- Developer: Ubisoft
- Publisher: Ubisoft
- Platforms: Amiga, Amstrad CPC, Apple II, Apple IIGS, Atari ST, Commodore 64, MS-DOS, ZX Spectrum
- Release: 1990

= Pick 'n Pile =

1990 video game

Pick 'n Pile is a video game published by Ubisoft in 1990.

==Gameplay==

Pick 'n Pile on the Atari 2600

Pick 'n Pile is a game in which colored shapes crash to the ground and collide, and the player must organize whichever pieces did not explode.

==Reception==
Allen Greenberg reviewed the game for Computer Gaming World, and stated that "Pick 'n Pile will probably never reach the obsessive heights enjoyed by Tetris or Lemmings. However, it has an original flavor and charm to it which should earn it a following. For those who enjoy fast-moving, non-shoot-'em-up arcade exercises, Pick 'n Pile is worth checking out."

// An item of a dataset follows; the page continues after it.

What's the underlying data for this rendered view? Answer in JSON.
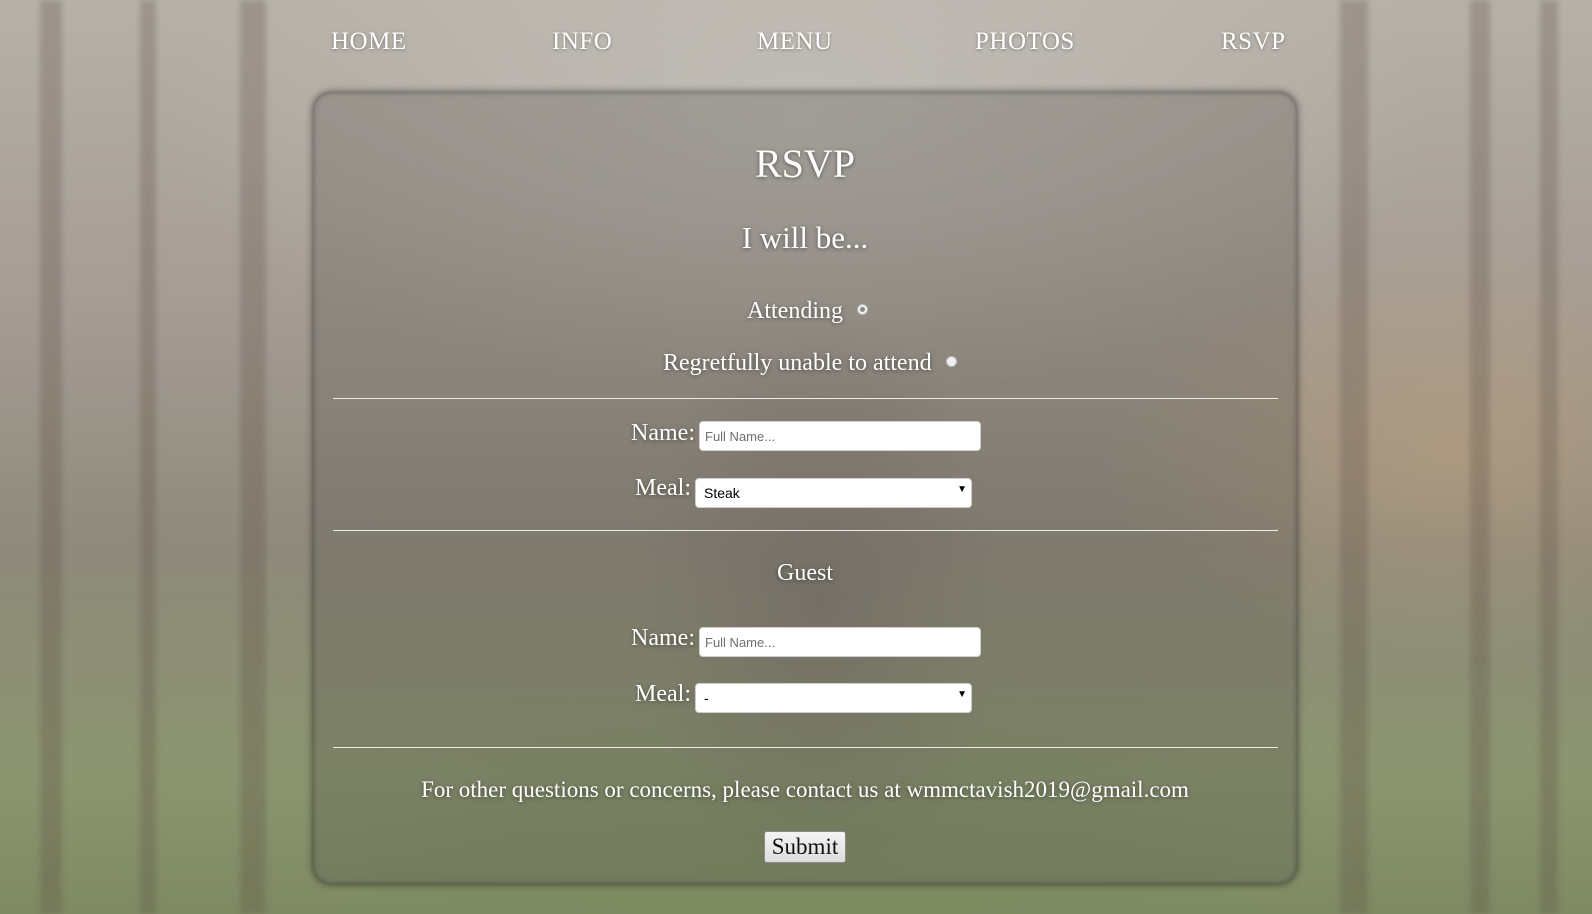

Tom Malcom for Info rated the game 5 stars and said "I absolutely love these games that let me turn off my brain and veg out in front of my Amiga; pixel Zen, I like to call it. If you like mindless pursuits as much as I do, don't miss Pick 'N Pile."

Your Sinclair said "apart from the extra colour and the balls instead of blocks it's almost identical to Puzznic. The graphics are perhaps better - colourful and clear for the most part. It's not often that things get hard to make out. Yep, Pick 'n' Pile is a very pretty game."

Crash! rated the game 56% and said "With so many good puzzle games around at the moment Pick 'n' Pile is not going to make my Christmas list this year."

Atari ST User rated the game 73% overall and said "Its long term appeal still remains to be seen, but for now it's definitely good fun."

Mark Higham for ST Format rated the game 46% overall and said "Pick 'n' Pile is certainly fun to play for a while, but where it falls short of its nearest rivals like Plotting and Manix is in its simplicity."